Bien sûr, il y a des nourrissons que nous ne pouvons pas toujours soulager uniquement par l’ostéopathie, notamment parce qu’il peut exister des facteurs associés (intolérance aux protéines de lait de vache, pathologies associées…). Dans ces cas, nous travaillons en complémentarité avec le médecin/pédiatre qui suit l’enfant, et nous orientons régulièrement vers d’autres praticiens lorsque c’est nécessaire (kinésithérapeutes, psychomotriciens…).

En conclusion

Nous pensons que les symptômes décrits dans le syndrome de KISS sont bien réels, nous les constatons tous les jours en cabinet. Ils peuvent être dus (au moins en partie) à des restrictions de mobilités (ou « blocages ») notamment au niveau des cervicales, et aussi dans tout le corps de l’enfant, amenant parfois l’enfant dans des postures/positions spécifiques (la position en hyperextension par exemple).
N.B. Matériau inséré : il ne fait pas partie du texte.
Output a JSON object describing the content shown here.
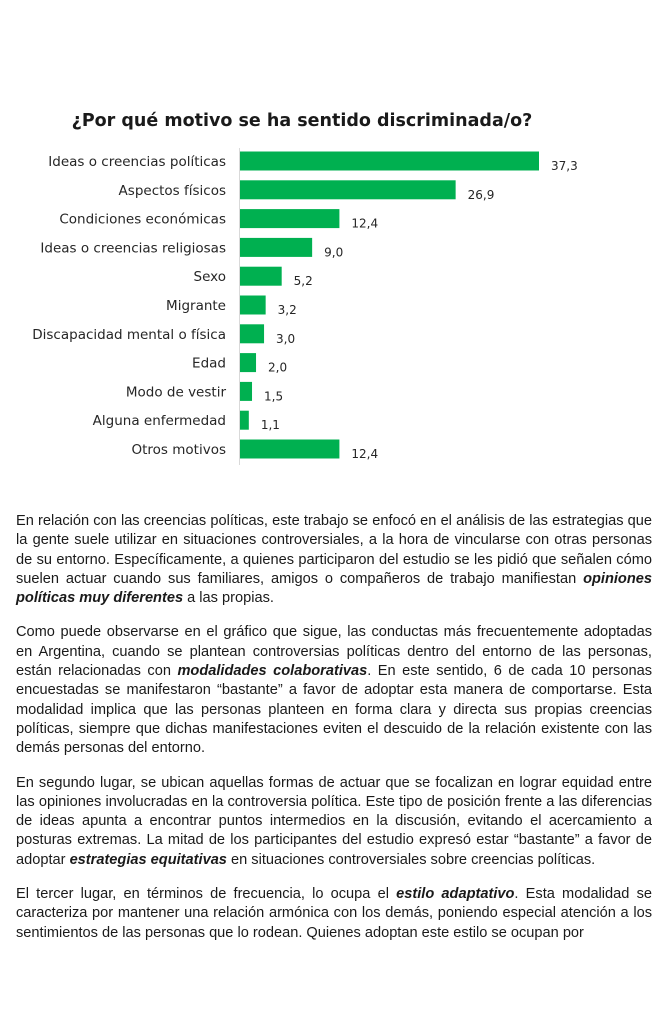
{
  "chart_data": {
    "type": "bar",
    "orientation": "horizontal",
    "title": "¿Por qué motivo se ha sentido discriminada/o?",
    "categories": [
      "Ideas o creencias políticas",
      "Aspectos físicos",
      "Condiciones económicas",
      "Ideas o creencias religiosas",
      "Sexo",
      "Migrante",
      "Discapacidad mental o física",
      "Edad",
      "Modo de vestir",
      "Alguna enfermedad",
      "Otros motivos"
    ],
    "values": [
      37.3,
      26.9,
      12.4,
      9.0,
      5.2,
      3.2,
      3.0,
      2.0,
      1.5,
      1.1,
      12.4
    ],
    "data_labels": [
      "37,3",
      "26,9",
      "12,4",
      "9,0",
      "5,2",
      "3,2",
      "3,0",
      "2,0",
      "1,5",
      "1,1",
      "12,4"
    ],
    "xlabel": "",
    "ylabel": "",
    "grid": false,
    "legend": "none",
    "color": "#00b050"
  },
  "paragraphs": [
    [
      {
        "t": "En relación con las creencias políticas, este trabajo se enfocó en el análisis de las estrategias que la gente suele utilizar en situaciones controversiales, a la hora de vincularse con otras personas de su entorno. Específicamente, a quienes participaron del estudio se les pidió que señalen cómo suelen actuar cuando sus familiares, amigos o compañeros de trabajo manifiestan "
      },
      {
        "t": "opiniones políticas muy diferentes",
        "em": true
      },
      {
        "t": " a las propias."
      }
    ],
    [
      {
        "t": "Como puede observarse en el gráfico que sigue, las conductas más frecuentemente adoptadas en Argentina, cuando se plantean controversias políticas dentro del entorno de las personas, están relacionadas con "
      },
      {
        "t": "modalidades colaborativas",
        "em": true
      },
      {
        "t": ". En este sentido, 6 de cada 10 personas encuestadas se manifestaron “bastante” a favor de adoptar esta manera de comportarse. Esta modalidad implica que las personas planteen en forma clara y directa sus propias creencias políticas, siempre que dichas manifestaciones eviten el descuido de la relación existente con las demás personas del entorno."
      }
    ],
    [
      {
        "t": "En segundo lugar, se ubican aquellas formas de actuar que se focalizan en lograr equidad entre las opiniones involucradas en la controversia política. Este tipo de posición frente a las diferencias de ideas apunta a encontrar puntos intermedios en la discusión, evitando el acercamiento a posturas extremas. La mitad de los participantes del estudio expresó estar “bastante” a favor de adoptar "
      },
      {
        "t": "estrategias equitativas",
        "em": true
      },
      {
        "t": " en situaciones controversiales sobre creencias políticas."
      }
    ],
    [
      {
        "t": "El tercer lugar, en términos de frecuencia, lo ocupa el "
      },
      {
        "t": "estilo adaptativo",
        "em": true
      },
      {
        "t": ". Esta modalidad se caracteriza por mantener una relación armónica con los demás, poniendo especial atención a los sentimientos de las personas que lo rodean. Quienes adoptan este estilo se ocupan por"
      }
    ]
  ]
}
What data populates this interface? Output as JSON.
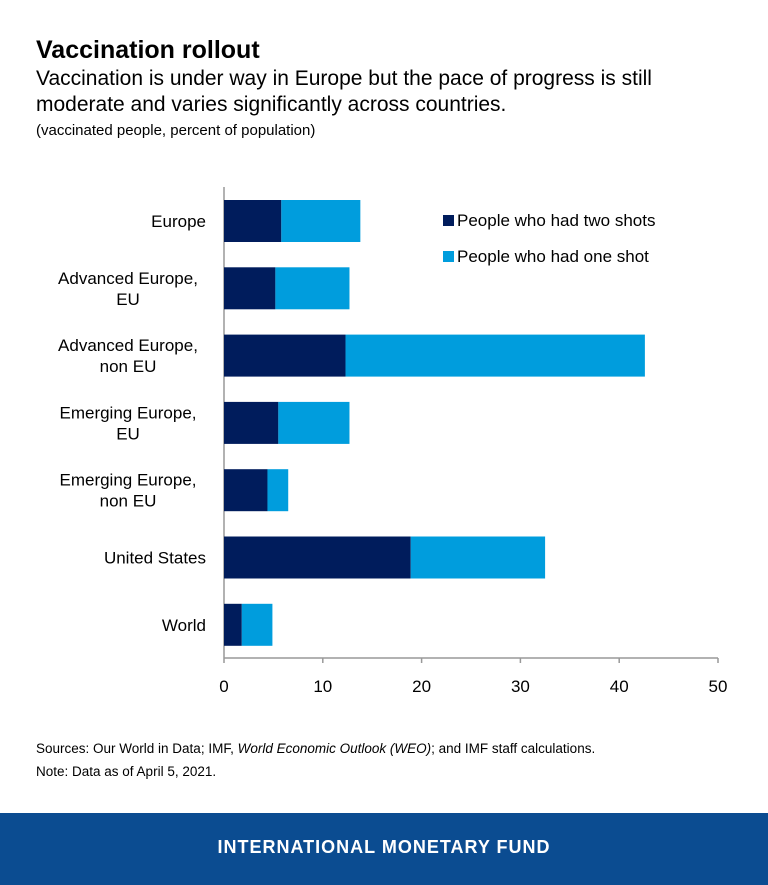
{
  "header": {
    "title": "Vaccination rollout",
    "subtitle": "Vaccination is under way in Europe but the pace of progress is still moderate and varies significantly across countries.",
    "units": "(vaccinated people, percent of population)"
  },
  "chart_data": {
    "type": "bar",
    "orientation": "horizontal",
    "stacked": true,
    "categories": [
      [
        "Europe"
      ],
      [
        "Advanced Europe,",
        "EU"
      ],
      [
        "Advanced Europe,",
        "non EU"
      ],
      [
        "Emerging Europe,",
        "EU"
      ],
      [
        "Emerging Europe,",
        "non EU"
      ],
      [
        "United States"
      ],
      [
        "World"
      ]
    ],
    "series": [
      {
        "name": "People who had two shots",
        "color": "#001c5c",
        "values": [
          5.8,
          5.2,
          12.3,
          5.5,
          4.4,
          18.9,
          1.8
        ]
      },
      {
        "name": "People who had one shot",
        "color": "#009ddd",
        "values": [
          8.0,
          7.5,
          30.3,
          7.2,
          2.1,
          13.6,
          3.1
        ]
      }
    ],
    "xlim": [
      0,
      50
    ],
    "xticks": [
      "0",
      "10",
      "20",
      "30",
      "40",
      "50"
    ],
    "grid": false,
    "legend_placement": "top-right"
  },
  "notes": {
    "sources_prefix": "Sources: Our World in Data; IMF, ",
    "sources_italic": "World Economic Outlook (WEO)",
    "sources_suffix": "; and IMF staff calculations.",
    "note": "Note: Data as of April 5, 2021."
  },
  "footer": {
    "brand": "INTERNATIONAL MONETARY FUND"
  }
}
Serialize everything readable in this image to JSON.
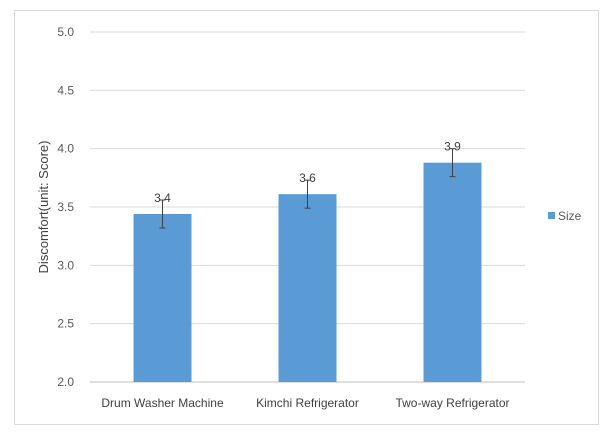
{
  "chart_data": {
    "type": "bar",
    "title": "",
    "xlabel": "",
    "ylabel": "Discomfort(unit: Score)",
    "categories": [
      "Drum Washer Machine",
      "Kimchi Refrigerator",
      "Two-way Refrigerator"
    ],
    "series": [
      {
        "name": "Size",
        "color": "#5b9bd5",
        "values": [
          3.44,
          3.61,
          3.88
        ],
        "error": [
          0.12,
          0.12,
          0.12
        ],
        "data_labels": [
          "3.4",
          "3.6",
          "3.9"
        ]
      }
    ],
    "ylim": [
      2.0,
      5.0
    ],
    "yticks": [
      "2.0",
      "2.5",
      "3.0",
      "3.5",
      "4.0",
      "4.5",
      "5.0"
    ],
    "ytick_values": [
      2.0,
      2.5,
      3.0,
      3.5,
      4.0,
      4.5,
      5.0
    ],
    "grid": true,
    "legend": "right"
  }
}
En revanche, il n’est pas utile d’employer ce terme « syndrome de KISS » auprès des parents, puisque cela n’est pas reconnu et même critiqué, que cela peut être anxiogène pour les parents (pour rappel un syndrome n’est pas une maladie, mais juste un ensemble de symptômes), voire parfois « marketing » (cf articles de l’ordre des kinésithérapeutes ici, et de la SEROPP ici). Un nourrisson qui présente ces symptômes ne nécessite pas un traitement particulier à base de manipulations potentiellement dangereuses. Il faut simplement repérer les restrictions de mobilité (blocages) et les traiter, en respectant la tolérance de l’enfant, et c’est ce que nous réalisons tous les jours au cabinet, avec si besoin une complémentarité avec d’autres professionnels (notamment kinésithérapeutes, psychomotriciens…).

 

Réponses à vos questions fréquentes

Nous sommes souvent contactés pour répondre à ces questions, c’est pourquoi nous donnons la réponse directement ici pour plus de facilités :

-faites-vous le diagnostic et le traitement du « KISS » ?

Comme vu sur cette page, le syndrome de KISS n’est pas reconnu et même critiqué, donc nous n’employons pas ce terme auprès des parents. En revanche, nous traitons tous les jours des nourrissons qui présentent les symptômes décrits dans le « syndrome de KISS », et ce sans réaliser de manipulations, car ce n’est pas nécessaire, et potentiellement dangereux. En cas de besoin, nous orientons aussi les parents vers des confrères afin de potentialiser le traitement (kinésithérapeutes, psychomotriciens…)  ;

-quelles techniques utilisez-vous ?

Des mobilisations douces dans le respect de l’enfant et de ses articulations (cervicales entre autres) qui rappelons-le ne sont pas encore bien formées et sont donc fragiles. Les manipulations forcées, que nous ne pratiquons pas et qui nous sont interdites par la loi, ne sont pas nécessaires et heureusement car elles ne sont pas sans risque pour l’enfant ;

-combien de séances sont nécessaires ?

Tout dépend des enfants, de l’âge…Parfois une séance peut suffire pour traiter les blocages et améliorer les symptômes, et parfois 2 à 3 séances peuvent être nécessaires, rarement plus.